Plus, it’s magenta and cute as a button. It’s also manufactured by Suzuki, who also sells a version called the MR Wagon. And since Suzuki is no longer selling cars in the US, this was technically the newest and last Suzuki automobile on US shores.
Well, okay, the 370Zs were fun too, even if I couldn’t convince any of the cute helper girls to get in the convertible with me.
In the main building sat three concepts that are part of Nissan’s plans for world domination. The Resonance was, according to Nissan, “inspired by the future allure of hypersonic travel,” whatever that means.

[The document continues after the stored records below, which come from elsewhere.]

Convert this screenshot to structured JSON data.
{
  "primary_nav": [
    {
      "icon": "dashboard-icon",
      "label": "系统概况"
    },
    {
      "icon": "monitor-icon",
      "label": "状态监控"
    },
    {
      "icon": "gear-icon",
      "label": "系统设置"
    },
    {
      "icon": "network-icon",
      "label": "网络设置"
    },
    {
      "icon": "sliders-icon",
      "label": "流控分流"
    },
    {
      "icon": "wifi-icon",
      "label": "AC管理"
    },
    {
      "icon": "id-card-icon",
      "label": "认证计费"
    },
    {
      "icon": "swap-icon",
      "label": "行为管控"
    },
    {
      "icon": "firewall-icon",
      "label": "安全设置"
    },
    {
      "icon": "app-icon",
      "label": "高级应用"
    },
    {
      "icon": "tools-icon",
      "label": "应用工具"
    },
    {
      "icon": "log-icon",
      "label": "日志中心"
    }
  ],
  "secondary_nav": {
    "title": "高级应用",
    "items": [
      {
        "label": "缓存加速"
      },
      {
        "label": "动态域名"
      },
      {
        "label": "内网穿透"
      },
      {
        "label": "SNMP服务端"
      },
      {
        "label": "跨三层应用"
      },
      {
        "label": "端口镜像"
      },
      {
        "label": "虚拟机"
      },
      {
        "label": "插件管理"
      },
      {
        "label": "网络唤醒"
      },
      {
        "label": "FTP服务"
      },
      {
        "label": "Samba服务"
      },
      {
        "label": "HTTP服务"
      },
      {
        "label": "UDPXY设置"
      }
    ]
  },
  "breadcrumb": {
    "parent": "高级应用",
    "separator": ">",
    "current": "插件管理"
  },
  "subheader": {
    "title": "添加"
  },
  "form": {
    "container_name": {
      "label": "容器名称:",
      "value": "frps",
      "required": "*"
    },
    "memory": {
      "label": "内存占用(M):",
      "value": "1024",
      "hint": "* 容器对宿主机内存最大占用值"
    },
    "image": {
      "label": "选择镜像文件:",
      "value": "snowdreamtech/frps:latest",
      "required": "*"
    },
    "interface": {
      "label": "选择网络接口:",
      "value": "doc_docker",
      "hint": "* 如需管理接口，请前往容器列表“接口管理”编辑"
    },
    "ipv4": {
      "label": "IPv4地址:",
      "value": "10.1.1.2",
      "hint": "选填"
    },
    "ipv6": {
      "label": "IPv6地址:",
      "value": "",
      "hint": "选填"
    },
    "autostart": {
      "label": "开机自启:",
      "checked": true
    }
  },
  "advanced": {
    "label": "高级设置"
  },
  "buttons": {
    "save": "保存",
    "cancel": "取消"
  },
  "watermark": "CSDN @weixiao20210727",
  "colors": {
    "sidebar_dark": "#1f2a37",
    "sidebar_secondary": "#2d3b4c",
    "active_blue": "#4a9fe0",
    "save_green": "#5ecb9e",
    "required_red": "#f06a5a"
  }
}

It has a 2.5 liter inline-four, which basically means it’s a more extreme version of the next Rogue/X-Trail.
Speaking of extreme, the Nissan EXTREM (Brrreeeaaaw! /air guitar) is an urban 4×4 concept designed specifically for the Brazilian market. The car business there is booming, and Nissan wants to get in on the burgeoning youth market there.
One thing we love about JNCs is the fantastic visibility offered by thin pillars. Nowadays cars have fat trunks at all corners. The EXTREM might have your solution right hurr, but only if you hide the curtain airbags elsewhere.
The Nissan Friend-ME was designed at the NiMoCo’s China studio. It takes the 370Z’s boomerang lights in a new (in our opinion, better) direction and is meant for Chinese customers born in the 1980s. It was our favorite of the three.
Last but not least, high above the entrance hung several banners JNCers might enjoy. Remember when we told you a team from Nissan’s marketing team was at Nissan Jam looking for owners? Here’s what it was for.
In honor of their 80th birthday, Nissan collected a bunch of owners and photographed them with their cars. We saw some familiar friends in there, including John Williams and his 510 surf wagon, Josh Kreat and his 2+2 280Z, and Audrey Reese and her 1967 Patrol. It was a great way to add the human element to the 80th anniversary. After all, it’s we who are buying the cars. Congrats on being part of the celebration!
In the next installment, we get behind the wheel of some Nissan vehicles that we have absolutely no business driving. Stay tuned.
Great coverage! Do you have a wallpaper size image of the Type 14 three-quarter view?
If the cars are going immediately back to Japan, I’d venture to say they wasted the opportunity to have a really nice display for the viewing public at a show, like JCCS.
I’ve informed them of the show, but cannot say whether their plans will include it. Sad, I agree.
Definitely prefer the simplicity of the earlier cars. Not even sure how to describe the back of the EXTREM.
Cool to see some of the SoCal folks with their rides on the banners.
Agreed on JCCS. Great opportunity to do something for their 80th.
don’t know how I totally missed this…but that’s awesome!!! First time to see the banners!